In various embodiments, a platform is provided for interactive user experiences. An application, running on device A, can be synchronised with the audio reproduced by a device B. Device A can listen to the audio of device B and obtaining the timecode by processing the recorded audio. Therefore, an application, running on a portable device, can display trivia and information exactly at certain points of a show reproduced by a TV set located in the same room.

Description

    CROSS-REFERENCES TO RELATED APPLICATIONS
  • This Application hereby incorporates by reference for all purposes the following commonly owned and co-pending U.S. Patent Applications:
  • U.S. patent application No. 12/795,397, filed Jun. 7, 2010 and entitled “Ecosystem For Smart Content Tagging And Interaction” which claims priority to U.S. Provisional Patent Application No. 61/184,714 filed Jun. 5, 2009 and entitled “Ecosystem For Smart Content Tagging And Interaction”; U.S. Provisional Patent Application No. 61/286,791, filed Dec. 16, 2009 and entitled “Personalized Interactive Content System and Method”; and U.S. Provisional Patent Application No. 61/286,787, filed Dec. 19, 2009 and entitled “Personalized and Multiuser Content System and Method”;
  • U.S. patent application No. 12/471,161 filed May 22, 2009 and entitled “Secure Remote Content Activation and Unlocking”;
  • U.S. patent application No. 12/485,312, filed Jun. 16, 2009 and entitled “Movie Experience Immersive Customization.”
  • BACKGROUND OF THE INVENTION
  • Advanced set-top boxes, next generation Internet-enabled media players, such as Blu-ray and internet-enabled TVs, bring a new era of entertainment to the living room. In addition to higher quality pictures and a better sound, many devices can be connected to networks, such as the Internet. Furthermore, broadcast programming, home movies, and on-demand programming can be augmented with additional content viewable through the set-top boxes or through companion, devices, such as personal digital assistants (PDAs), laptops, tablets, smartphones, feature phones, or the like.
  • Frequent problems can arise in the unequal processing of multiple signals (e.g., audio or video) and transmission delays between the origination point of a content source and reception points. Such variable transmission delays between audio and video components of a program, for example, can lead to obvious problems such as the loss of lip synchronization.

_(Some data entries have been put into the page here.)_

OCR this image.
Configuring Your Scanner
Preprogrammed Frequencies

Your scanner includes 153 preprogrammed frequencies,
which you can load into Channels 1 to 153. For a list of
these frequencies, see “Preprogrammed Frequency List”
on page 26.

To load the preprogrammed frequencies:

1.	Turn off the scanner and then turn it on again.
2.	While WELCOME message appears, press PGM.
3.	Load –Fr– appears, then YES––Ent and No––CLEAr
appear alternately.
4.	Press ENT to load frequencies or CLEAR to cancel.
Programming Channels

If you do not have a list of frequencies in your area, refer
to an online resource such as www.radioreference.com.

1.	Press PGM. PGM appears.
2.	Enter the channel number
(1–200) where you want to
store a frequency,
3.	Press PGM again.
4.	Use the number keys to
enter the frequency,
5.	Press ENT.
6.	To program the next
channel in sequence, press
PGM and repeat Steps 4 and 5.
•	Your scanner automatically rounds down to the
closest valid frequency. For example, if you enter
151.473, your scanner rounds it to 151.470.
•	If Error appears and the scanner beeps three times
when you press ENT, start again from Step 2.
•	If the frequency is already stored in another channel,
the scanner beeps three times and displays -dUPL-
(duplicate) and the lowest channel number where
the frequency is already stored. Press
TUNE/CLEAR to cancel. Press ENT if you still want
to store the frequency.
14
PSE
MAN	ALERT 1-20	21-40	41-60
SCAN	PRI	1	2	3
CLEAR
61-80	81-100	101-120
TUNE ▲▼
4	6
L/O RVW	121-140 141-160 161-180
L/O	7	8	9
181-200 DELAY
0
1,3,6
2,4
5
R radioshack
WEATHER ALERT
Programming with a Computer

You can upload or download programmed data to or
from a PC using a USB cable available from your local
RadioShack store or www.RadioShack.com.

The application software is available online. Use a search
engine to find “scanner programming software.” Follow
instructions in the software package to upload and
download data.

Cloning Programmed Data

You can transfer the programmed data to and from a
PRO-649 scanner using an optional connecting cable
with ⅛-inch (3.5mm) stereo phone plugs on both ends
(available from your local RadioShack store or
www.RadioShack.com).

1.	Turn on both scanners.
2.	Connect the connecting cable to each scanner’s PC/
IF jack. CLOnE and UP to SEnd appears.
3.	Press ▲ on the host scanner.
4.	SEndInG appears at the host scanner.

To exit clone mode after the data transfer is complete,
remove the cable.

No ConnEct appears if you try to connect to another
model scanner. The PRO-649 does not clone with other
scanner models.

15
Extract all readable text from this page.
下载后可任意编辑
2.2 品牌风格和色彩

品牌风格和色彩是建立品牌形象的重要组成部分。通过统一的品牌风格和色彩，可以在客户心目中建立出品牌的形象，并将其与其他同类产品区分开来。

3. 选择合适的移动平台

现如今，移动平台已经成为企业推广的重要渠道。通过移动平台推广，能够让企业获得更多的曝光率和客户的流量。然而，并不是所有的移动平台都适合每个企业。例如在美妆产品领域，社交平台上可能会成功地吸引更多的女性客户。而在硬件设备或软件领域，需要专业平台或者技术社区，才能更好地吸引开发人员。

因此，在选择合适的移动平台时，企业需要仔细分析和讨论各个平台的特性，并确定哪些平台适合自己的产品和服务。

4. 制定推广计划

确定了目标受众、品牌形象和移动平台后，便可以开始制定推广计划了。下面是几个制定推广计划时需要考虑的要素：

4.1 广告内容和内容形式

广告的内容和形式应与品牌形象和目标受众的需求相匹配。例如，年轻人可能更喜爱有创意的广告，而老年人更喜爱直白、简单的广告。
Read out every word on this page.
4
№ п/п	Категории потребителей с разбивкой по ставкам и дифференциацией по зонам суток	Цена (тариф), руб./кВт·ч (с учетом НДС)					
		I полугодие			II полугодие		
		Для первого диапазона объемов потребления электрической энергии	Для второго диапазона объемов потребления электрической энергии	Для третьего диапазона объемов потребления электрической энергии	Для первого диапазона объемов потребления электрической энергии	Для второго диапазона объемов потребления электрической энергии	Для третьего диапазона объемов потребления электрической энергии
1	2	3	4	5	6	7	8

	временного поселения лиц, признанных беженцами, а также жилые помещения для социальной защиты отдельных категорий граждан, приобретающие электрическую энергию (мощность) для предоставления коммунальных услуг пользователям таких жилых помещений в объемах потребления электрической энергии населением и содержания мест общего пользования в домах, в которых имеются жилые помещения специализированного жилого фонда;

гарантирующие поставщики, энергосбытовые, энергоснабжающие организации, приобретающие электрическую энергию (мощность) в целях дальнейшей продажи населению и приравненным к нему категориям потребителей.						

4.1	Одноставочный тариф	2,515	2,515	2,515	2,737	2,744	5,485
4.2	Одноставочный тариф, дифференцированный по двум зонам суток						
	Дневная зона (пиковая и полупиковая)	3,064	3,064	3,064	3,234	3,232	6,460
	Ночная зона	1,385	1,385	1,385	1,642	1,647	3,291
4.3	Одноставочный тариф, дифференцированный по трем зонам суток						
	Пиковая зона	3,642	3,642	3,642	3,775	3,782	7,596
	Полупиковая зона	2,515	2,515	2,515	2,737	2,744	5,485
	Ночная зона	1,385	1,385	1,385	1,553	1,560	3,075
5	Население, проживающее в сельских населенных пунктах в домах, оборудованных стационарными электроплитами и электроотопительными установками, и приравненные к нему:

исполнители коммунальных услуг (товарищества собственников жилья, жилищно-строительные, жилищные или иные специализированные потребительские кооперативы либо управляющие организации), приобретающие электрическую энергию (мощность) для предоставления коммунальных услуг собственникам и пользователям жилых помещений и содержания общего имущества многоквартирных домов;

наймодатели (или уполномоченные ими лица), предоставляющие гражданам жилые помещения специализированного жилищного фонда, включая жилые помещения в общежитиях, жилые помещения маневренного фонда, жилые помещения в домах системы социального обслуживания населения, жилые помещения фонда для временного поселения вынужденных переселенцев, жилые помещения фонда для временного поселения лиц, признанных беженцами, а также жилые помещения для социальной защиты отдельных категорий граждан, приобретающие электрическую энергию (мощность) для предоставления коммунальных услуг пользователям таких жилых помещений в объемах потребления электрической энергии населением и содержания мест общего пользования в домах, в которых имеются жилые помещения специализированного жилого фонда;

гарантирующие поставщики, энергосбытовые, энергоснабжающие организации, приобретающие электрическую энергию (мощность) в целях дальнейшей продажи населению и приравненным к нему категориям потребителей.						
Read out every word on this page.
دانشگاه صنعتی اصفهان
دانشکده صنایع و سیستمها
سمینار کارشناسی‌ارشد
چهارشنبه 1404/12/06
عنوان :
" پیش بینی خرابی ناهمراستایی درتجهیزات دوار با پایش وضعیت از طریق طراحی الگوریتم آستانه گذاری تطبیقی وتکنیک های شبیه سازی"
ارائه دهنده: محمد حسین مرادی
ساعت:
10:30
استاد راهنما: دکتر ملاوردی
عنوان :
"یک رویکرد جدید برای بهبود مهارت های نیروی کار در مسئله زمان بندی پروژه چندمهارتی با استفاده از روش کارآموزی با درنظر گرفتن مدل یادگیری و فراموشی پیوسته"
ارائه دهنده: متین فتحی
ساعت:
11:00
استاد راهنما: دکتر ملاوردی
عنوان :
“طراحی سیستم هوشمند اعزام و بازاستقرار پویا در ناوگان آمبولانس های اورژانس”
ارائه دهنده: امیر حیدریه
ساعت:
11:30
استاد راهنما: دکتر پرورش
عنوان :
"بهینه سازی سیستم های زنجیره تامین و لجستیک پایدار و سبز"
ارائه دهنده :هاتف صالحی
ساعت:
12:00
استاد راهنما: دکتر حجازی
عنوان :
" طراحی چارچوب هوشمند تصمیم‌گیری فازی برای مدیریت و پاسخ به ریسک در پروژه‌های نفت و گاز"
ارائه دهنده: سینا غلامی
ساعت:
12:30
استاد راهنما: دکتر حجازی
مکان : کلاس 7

Further, unequal processing can lead to other annoying discrepancies between the presentation multimedia Information from one source and the presentation of additional or supplemented multimedia information from the same or different sources that need to be synchronized with the first.
  • Accordingly, what is desired is to solve problems relating to noninvasive accurate synchronization of multimedia information, some of which may be discussed herein. Additionally, what is also desired is to reduce drawbacks related to synchronization of multimedia information, some of which may be discussed herein.
  • BRIEF SUMMARY OF THE INVENTION
  • The following portion of this disclosure presents a simplified summary of one or more innovations, embodiments, and/or examples found within this disclosure for at least the purpose of providing a basic understanding of the subject matter. This summary does not attempt to provide an extensive overview of any particular embodiment or example. Additionally, this summary is not intended to identify key/critical elements of an embodiment or example or to delineate the scope of the subject matter of this disclosure. Accordingly, one purpose of this summary may be to present some Innovations, embodiments, and/or examples found within this disclosure in a simplified form as a prelude to a more detailed description presented later.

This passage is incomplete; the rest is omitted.